The future of education

The number of jobs in education is set to grow by 73%, but are our future students employable?

Future of Education

The employment landscape is changing. And even though we can’t control how the future of the job market will play out, we can use evidence-based predictions to embrace change and the future of education.

We’ve identified seven major trends that will impact future job opportunities: automation, globalisation, demographic change, environmental sustainability, urbanisation, inequality and political uncertainty. These trends will interact to create new jobs and render others obsolete. In fact, it’s predicted that 70% of current workers are in jobs where there is uncertainty in the future. This means that today’s students are likely to be job-hunting in an employment landscape that is completely different to ours today.

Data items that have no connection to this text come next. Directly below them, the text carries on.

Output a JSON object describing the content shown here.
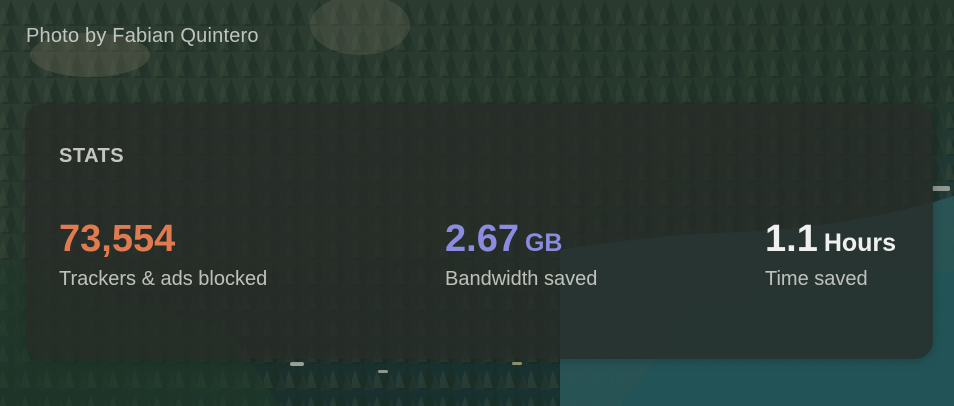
{
  "photo_credit": "Photo by Fabian Quintero",
  "stats": {
    "title": "STATS",
    "items": [
      {
        "value": "73,554",
        "unit": "",
        "label": "Trackers & ads blocked",
        "color": "#e07a50"
      },
      {
        "value": "2.67",
        "unit": "GB",
        "label": "Bandwidth saved",
        "color": "#8b8be0"
      },
      {
        "value": "1.1",
        "unit": "Hours",
        "label": "Time saved",
        "color": "#f0f0ee"
      }
    ]
  }
}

And this, combined with a predicted 73% growth in teaching jobs between now and 2030, raises questions about what and how we should teach in our classrooms. Both future school teachers and their educators should understand that if we want to equip students with the mix of skills they’ll need for a changing employment landscape then what and how we teach will need to change too.

 

Skills future employers will look for

For teachers to meet the future needs of school students, the mix of skills they’re teaching will have to shift. Research commissioned by Pearson and conducted by Oxford University and innovation foundation, Nesta, uncovered skills that will be in demand in 2030.
They are:

  1. Fluency of ideas: the ability to generate a number of ideas quickly – but not evaluate them immediately. A cornerstone of creative thinking and problem-solving.
  2. Active learning: the act of being engaged with and participating in what’s going on in the workplace, as well as collaborating with fellow employees.
  3. Learning strategies: reflective thinking, seeking help from others and use of trial and error.
  4. Originality: the capacity to transform knowledge in order to generate new ideas and concepts.
  5. Coordination: the ability to prioritise, refocus attention, overcome challenges and organise workload.

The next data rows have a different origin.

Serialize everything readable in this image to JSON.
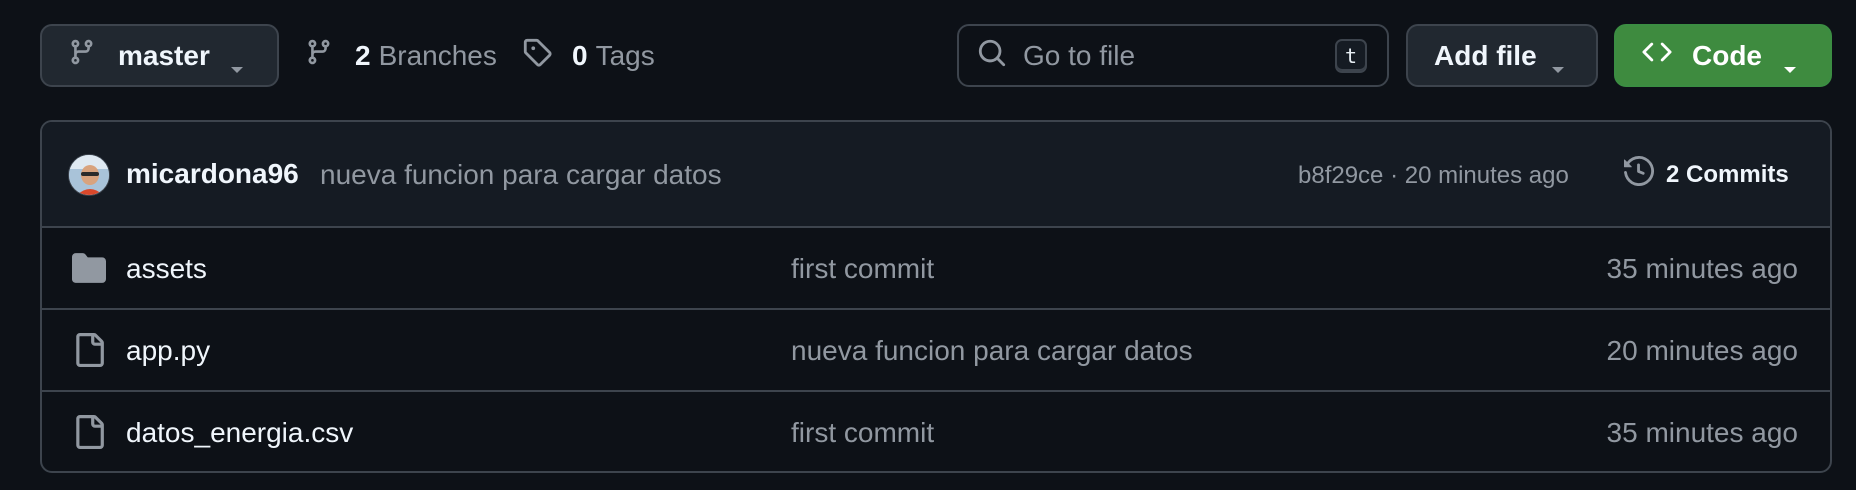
{
  "toolbar": {
    "branch_name": "master",
    "branches_count": "2",
    "branches_label": "Branches",
    "tags_count": "0",
    "tags_label": "Tags",
    "search_placeholder": "Go to file",
    "search_shortcut": "t",
    "add_file_label": "Add file",
    "code_label": "Code"
  },
  "latest_commit": {
    "author": "micardona96",
    "message": "nueva funcion para cargar datos",
    "meta": "b8f29ce · 20 minutes ago",
    "commits_label": "2 Commits"
  },
  "files": [
    {
      "type": "folder",
      "icon": "folder-icon",
      "name": "assets",
      "message": "first commit",
      "time": "35 minutes ago"
    },
    {
      "type": "file",
      "icon": "file-icon",
      "name": "app.py",
      "message": "nueva funcion para cargar datos",
      "time": "20 minutes ago"
    },
    {
      "type": "file",
      "icon": "file-icon",
      "name": "datos_energia.csv",
      "message": "first commit",
      "time": "35 minutes ago"
    }
  ],
  "colors": {
    "background": "#0d1117",
    "border": "#3d444d",
    "code_button": "#3e8b3f",
    "muted_text": "#9198a1"
  }
}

These skills are not subject or course-specific – and they’re not confined to one industry – they’re applicable to all industries. In short, future employers will want employees who have a good grasp of the very skills that make us inherently human.

 

Social and Emotional Learning (SEL) can equip school students with these skills

Employers want workers with personal skills, people skills and workplace skills. According to the Collaborative for Academic, Social and Emotional Learning (CASEL), SEL is a process designed to teach:

  1. Self-awareness: identifying emotions, building self-confidence and an accurate self-perception and recognising strengths and weaknesses.
  2. Self-management: impulse control, stress management, self-motivation, goal-setting and organisation.
  3. Social awareness: perspective-taking, empathy, respect for others and an appreciation for diversity.
  4. Relationship skills: communication, listening, social engagement, relationship
  5. Responsible decision-making: ethical responsibilities, identification and solving of problems, analysing situations, evaluation and reflection.

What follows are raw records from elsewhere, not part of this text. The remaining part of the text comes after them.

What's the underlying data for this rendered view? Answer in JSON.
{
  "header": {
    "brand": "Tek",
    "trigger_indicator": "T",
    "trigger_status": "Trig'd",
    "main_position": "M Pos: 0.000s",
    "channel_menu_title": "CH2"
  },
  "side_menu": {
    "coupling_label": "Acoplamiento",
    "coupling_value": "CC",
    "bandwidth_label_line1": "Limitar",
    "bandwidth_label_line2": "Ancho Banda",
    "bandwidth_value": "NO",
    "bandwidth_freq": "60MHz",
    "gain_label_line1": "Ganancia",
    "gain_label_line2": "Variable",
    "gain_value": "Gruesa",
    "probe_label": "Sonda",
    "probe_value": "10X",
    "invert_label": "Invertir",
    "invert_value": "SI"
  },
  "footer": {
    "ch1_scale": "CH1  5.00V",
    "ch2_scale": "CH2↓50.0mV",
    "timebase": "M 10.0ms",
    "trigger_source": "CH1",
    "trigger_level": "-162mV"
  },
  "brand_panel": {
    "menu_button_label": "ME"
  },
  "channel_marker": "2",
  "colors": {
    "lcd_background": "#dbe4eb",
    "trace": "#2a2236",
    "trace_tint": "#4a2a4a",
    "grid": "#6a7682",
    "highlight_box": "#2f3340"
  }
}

It’s becoming increasingly apparent that SEL skills meet many of the employability needs identified by business leaders. Compare the SEL and future skills lists above and it’s clear to see that SEL teaches the very attributes that employers look for.

Teachers of today don’t view school students as passive learners that respond to techniques like rote learning and lecturing. Instead, there’s a push towards student-centred learning and teaching the social and emotional skills that will help school students understand and manage emotions, set and achieve positive goals, empathise with others, cultivate positive relationships and make responsible decisions. And these are the type of skills that school students will need in order to flourish in an uncertain employment landscape.

 

So what does all this mean for the future of education?

It’s an interesting question. Certain trends and research allow us to make evidence-based predictions about the future of education. We know there will be a rise in the demand for teachers, a growth in jobs that don’t exist yet and a need for a new set of skills to be taught in order for school students to be employable in a changing job market.

We also know that we’re lifelong partners with learners. We’re committed to creating resources that will help educators move away from just being vessels of information and towards being guides, coaches and mentors for their students. That means understanding the needs of educators and staying up-to-date with trends and research so we can create resources that have real purpose in real classrooms.

It’s essential that teachers are equipped with the right resources to help today’s school students prepare for the world of tomorrow. And even more essential is the need to begin introducing these resources into our classrooms now.